“The former home to the Joshua Tree sheriff”
The Keys Desert Queen Ranch is the prime example of early settlement in the Joshua Tree National Park area. Bill Keys was the area's leading character, and his ranch is a symbol of the resourcefulness of early settlers. The ranch is an extensive complex of small frame buildings built between 1910 and Keys' death in 1969. Keys pursued both ranching and mining to make a living in the desert. William F. Keys was born at Palisade, Nebraska in 1879. After working as a ranch hand and smelter worker, he was a deputy sheriff in Mohave County, Arizona. During a time in Death Valley, he befriended Death Valley Scotty, becoming involved in a swindle that resulted in the so-called "Battle of Wingate Pass". He arrived in the Twentynine Palms, California area in 1910. In the area that became Joshua Tree National Park, he became acquainted with local outlaw and cattle rustler Jim McHaney, taking care of him in declining health. Keys eventually took over McHaney's properties after McHaney's death, gradually expanding what became the Desert Queen, its name borrowed from the nearby Desert Queen Mine. Keys married Francis M. Lawton in 1918, and they had seven children together, three of whom died and were buried at the ranch. During a dispute over the Wall Street Mill, Keys shot and killed Worth Bagley. Keys was convicted of murder and went to San Quentin Prison, where Keys educated himself in the library. Keys was paroled in 1950 and was pardoned in 1956 through the efforts of Erle Stanley Gardner, author of the Perry Mason novels. Mining equipment at the ranch includes an arrastra and a stamp mill for ore processing. Other buildings include an adobe barn, a schoolhouse, a tack shed, machine shed, cemetery and a variety of houses and cabins. Panorama of the ranch yard Park rangers provide guided walking tours of the ranch from October through May. Tours are limited in size and should be booked in advance.

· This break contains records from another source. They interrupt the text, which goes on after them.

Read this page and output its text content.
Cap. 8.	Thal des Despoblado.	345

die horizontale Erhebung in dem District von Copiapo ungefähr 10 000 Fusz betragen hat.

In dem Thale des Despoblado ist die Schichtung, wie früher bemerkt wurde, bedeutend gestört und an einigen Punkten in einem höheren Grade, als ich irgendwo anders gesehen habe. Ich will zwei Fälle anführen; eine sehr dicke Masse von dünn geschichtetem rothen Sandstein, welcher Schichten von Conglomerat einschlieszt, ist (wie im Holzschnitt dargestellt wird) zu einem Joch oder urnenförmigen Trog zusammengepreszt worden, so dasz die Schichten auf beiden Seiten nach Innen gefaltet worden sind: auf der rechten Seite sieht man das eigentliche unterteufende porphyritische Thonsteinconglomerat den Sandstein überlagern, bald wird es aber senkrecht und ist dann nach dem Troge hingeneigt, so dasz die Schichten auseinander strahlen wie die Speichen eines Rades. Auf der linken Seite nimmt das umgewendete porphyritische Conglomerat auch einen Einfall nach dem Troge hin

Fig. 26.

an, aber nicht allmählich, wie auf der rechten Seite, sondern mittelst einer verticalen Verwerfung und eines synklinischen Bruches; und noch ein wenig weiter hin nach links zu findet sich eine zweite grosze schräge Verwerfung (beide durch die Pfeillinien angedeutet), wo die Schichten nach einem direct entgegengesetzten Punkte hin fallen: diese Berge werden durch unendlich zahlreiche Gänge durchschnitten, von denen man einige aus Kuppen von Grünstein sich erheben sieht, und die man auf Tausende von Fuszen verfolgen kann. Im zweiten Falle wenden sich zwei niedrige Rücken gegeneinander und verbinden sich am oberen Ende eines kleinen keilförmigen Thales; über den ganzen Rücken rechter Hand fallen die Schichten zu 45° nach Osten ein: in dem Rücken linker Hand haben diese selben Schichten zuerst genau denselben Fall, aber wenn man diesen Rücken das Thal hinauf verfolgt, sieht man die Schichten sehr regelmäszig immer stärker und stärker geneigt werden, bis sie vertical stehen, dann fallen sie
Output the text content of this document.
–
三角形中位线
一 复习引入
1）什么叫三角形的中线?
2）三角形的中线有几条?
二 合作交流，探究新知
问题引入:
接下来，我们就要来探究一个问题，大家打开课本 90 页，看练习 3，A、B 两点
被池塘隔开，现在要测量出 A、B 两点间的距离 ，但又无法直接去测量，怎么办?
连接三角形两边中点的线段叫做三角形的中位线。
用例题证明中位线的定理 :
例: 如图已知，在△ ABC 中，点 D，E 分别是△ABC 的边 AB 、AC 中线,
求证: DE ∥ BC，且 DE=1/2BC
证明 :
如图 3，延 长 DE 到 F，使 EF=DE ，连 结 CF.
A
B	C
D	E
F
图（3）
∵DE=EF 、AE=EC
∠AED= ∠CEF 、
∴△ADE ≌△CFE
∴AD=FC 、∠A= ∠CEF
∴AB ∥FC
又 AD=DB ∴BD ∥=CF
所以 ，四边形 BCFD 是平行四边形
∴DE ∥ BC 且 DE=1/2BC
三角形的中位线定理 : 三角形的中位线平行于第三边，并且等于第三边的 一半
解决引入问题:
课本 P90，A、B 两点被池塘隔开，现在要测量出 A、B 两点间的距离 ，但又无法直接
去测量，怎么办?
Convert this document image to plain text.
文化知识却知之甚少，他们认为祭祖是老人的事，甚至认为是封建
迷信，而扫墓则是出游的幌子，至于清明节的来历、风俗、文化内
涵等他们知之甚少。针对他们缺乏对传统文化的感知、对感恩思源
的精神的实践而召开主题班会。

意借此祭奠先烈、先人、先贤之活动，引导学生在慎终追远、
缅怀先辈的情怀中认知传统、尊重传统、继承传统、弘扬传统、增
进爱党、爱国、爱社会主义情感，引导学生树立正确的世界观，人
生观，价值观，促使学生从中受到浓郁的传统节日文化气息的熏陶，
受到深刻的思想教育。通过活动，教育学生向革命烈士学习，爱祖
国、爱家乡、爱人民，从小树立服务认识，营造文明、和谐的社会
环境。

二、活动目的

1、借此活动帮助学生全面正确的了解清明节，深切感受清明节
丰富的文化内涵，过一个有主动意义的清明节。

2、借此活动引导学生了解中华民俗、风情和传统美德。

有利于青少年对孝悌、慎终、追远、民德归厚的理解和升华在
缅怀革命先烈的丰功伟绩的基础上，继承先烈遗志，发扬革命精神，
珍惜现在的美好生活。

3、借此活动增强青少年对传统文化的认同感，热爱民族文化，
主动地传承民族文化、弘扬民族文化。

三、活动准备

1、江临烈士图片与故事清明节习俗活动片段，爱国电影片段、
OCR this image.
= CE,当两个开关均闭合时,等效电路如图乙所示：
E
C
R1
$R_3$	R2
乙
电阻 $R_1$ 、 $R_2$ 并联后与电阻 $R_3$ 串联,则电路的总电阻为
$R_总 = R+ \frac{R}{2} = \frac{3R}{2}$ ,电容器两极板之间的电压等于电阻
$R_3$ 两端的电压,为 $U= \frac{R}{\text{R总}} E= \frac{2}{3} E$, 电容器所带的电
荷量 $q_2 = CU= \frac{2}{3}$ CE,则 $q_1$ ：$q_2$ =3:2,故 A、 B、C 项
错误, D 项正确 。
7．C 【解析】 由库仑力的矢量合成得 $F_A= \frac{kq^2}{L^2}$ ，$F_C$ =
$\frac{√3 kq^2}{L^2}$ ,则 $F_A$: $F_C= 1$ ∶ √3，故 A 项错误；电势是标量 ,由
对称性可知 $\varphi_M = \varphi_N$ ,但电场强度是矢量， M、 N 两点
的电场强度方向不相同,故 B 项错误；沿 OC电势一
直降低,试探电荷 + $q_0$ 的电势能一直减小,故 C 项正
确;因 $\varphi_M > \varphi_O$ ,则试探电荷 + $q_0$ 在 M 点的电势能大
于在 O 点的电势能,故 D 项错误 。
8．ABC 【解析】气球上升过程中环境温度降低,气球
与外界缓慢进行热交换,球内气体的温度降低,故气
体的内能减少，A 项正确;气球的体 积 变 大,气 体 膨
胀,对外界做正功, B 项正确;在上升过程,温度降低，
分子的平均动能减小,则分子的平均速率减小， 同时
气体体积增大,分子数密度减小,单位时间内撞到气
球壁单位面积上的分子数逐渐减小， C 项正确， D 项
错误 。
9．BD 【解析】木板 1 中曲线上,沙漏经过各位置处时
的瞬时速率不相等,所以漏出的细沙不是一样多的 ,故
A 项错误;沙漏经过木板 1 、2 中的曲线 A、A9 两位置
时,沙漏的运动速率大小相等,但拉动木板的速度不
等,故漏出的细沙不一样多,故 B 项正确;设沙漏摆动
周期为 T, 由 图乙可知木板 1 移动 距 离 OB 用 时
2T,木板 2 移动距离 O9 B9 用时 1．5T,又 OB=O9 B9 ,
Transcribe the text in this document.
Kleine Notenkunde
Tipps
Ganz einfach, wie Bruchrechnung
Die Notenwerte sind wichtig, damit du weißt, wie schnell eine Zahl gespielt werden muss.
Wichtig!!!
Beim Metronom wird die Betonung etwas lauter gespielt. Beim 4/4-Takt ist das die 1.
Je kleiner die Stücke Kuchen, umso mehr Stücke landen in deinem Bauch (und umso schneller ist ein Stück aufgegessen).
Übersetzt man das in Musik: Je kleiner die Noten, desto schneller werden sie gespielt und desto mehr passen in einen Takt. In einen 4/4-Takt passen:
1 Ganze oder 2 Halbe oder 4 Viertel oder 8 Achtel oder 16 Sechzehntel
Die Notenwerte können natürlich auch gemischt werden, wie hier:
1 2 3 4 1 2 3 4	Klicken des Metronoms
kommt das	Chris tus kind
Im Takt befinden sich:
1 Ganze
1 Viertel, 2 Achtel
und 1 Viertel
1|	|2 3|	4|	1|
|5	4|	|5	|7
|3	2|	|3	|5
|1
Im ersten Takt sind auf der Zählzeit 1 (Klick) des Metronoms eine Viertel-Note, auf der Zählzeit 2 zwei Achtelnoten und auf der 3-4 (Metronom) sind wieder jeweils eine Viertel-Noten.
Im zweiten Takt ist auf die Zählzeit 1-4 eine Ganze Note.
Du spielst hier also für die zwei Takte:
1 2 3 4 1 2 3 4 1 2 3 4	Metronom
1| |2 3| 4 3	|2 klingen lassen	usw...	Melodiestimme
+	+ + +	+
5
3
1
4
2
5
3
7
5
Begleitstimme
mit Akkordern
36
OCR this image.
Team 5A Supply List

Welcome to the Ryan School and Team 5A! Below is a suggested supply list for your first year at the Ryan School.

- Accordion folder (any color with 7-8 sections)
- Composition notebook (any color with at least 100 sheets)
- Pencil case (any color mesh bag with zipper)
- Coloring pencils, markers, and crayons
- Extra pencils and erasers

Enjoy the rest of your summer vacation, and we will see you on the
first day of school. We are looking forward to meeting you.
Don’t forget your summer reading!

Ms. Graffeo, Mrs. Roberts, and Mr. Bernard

I spent two weeks living with Mr. Keyes in the Palen Mountains in 1957. It was the year of the first Russian satellite. We witnessed a flaming ball passing overhead and you can imagine Mr. Keyes reaction. Fortunately my father had brought us a newspaper the day before , thus, we knew what it was. A correction to the killing story it was a park (monument) ranger that Mr. Keyes shot and the ranger lived on property abutting Keys property. After many years the Rangers wife went to the judge and told him that her husband had been drinking all night and had told her he was going to get Bill Keys. As keys drove down the road the Park (Monument) ranger (it was then known as Joshua Tree National Monument) stepped from behind a rock and pointed a gun at Mr. Keys in his Jeep -Keyes grabbed his rifle from between his seats and shot and killed the Monument Park Ranger. He drove to the Twentynine Palms Sheriff Station and told them what he had done. During my two weeks living with him he told me many stories. I have a letter written to my parents after he had dinner at our home, I think Mrs Keyes , was deceased, which he identified as "Copper Mountain". My father Bernard R. Crawford sold the Queens Ranch to the USA for Mr and Mrs Keys. I am now 77 years old and intend to write a letter about Mr. Keys and will send it to the appropriate Park office. He told me and showed me many stories and places.